La bête est morte ! raconte, en deux volumes, la Seconde Guerre mondiale, sous forme de satire animalière du conflit et de l'occupation[3],[4]. La bande dessinée ayant été publiée après la libération de la France, mais quelques mois avant la fin du conflit en Europe, la fin de l'histoire annonce la chute d'Hitler sans la décrire. Le récit raconte pour l'essentiel le conflit en Europe, mais une page est consacrée à la guerre du Pacifique.
Les planches originales de Calvo existent toujours. En 2024, la BNF déclare souhaiter les acquérir pour sa Réserve des livres rares et lance une souscription publique à cet effet[6]. La même année, le réalisateur Matthieu Kassowitz annonce en préparer une adaptation cinématographique, pour laquelle il « envisage un film mêlant prise de vues réelles et animation »[7].
Un extrait
« La défaite indiscutable, totale, décisive infligée aux Barbares par les Bisons et les Dogs après leur débarquement, le soulèvement magnifique des Lapins de notre capitale, la libération des neuf dixièmes de notre sol par les Bisons, la délivrance du pays des Lionceaux par les Dogs, l’avance foudroyante et irrésistible des Ours à travers la Barbarie, tous ces évènements inouïs que nous attendons depuis plus d’un lustre et qui se précipitaient, fulgurants, en l’espace de quelques lunes, sonnaient bien le glas de la domination du Grand Loup.

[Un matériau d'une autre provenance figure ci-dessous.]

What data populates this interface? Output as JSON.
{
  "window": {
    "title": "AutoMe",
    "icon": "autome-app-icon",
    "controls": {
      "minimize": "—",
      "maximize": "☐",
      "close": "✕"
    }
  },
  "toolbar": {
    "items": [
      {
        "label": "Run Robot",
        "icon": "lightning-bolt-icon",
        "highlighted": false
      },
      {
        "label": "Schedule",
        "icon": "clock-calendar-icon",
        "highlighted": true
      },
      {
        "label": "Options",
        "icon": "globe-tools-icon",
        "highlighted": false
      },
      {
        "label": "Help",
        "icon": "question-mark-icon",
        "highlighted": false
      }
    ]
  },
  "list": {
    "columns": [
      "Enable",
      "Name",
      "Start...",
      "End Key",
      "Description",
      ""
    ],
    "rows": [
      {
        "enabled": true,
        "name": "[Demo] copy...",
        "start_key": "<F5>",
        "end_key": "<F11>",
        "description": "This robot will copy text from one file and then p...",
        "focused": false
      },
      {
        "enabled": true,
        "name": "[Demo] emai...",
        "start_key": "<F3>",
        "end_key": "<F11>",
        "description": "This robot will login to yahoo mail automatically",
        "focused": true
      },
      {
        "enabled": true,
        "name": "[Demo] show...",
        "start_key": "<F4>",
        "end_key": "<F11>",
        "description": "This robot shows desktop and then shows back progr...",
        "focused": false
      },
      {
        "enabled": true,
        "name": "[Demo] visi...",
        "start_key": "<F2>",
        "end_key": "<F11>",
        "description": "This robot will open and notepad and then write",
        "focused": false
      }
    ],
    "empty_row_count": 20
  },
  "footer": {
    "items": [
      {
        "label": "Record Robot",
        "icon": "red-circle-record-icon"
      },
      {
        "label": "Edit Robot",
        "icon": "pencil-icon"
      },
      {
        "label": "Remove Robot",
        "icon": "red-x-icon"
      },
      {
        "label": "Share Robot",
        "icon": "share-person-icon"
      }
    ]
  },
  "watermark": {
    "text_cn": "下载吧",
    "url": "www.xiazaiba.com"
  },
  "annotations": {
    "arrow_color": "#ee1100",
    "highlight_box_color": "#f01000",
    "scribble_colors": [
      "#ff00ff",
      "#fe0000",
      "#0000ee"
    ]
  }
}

La Bête déchainée – dont le règne devait durer mille ans ! était enfin terrassée après cinq années de luttes, de souffrances et de sacrifices de tous les animaux pacifiques. On devinait son agonie toute proche et déjà le régime qu’il avait instauré sentait le cadavre. »
Les deux fascicules
Quand la bête est déchainée. « Entre Le Vésinet et Ménilmontant, dans la gueule du Grand Loup (Adolf Hitler), au groin du Cochon décoré (Hermann Göring), et sans l'autorisation du Putois bavard (Joseph Goebbels), cet album a été conçu et rédigé par Victor Dancette et Jacques Zimmermann, et illustré par Calvo sous la direction artistique de William Péra. Il a été gravé et imprimé par la Néogravure, pendant le troisième mois de la Libération. »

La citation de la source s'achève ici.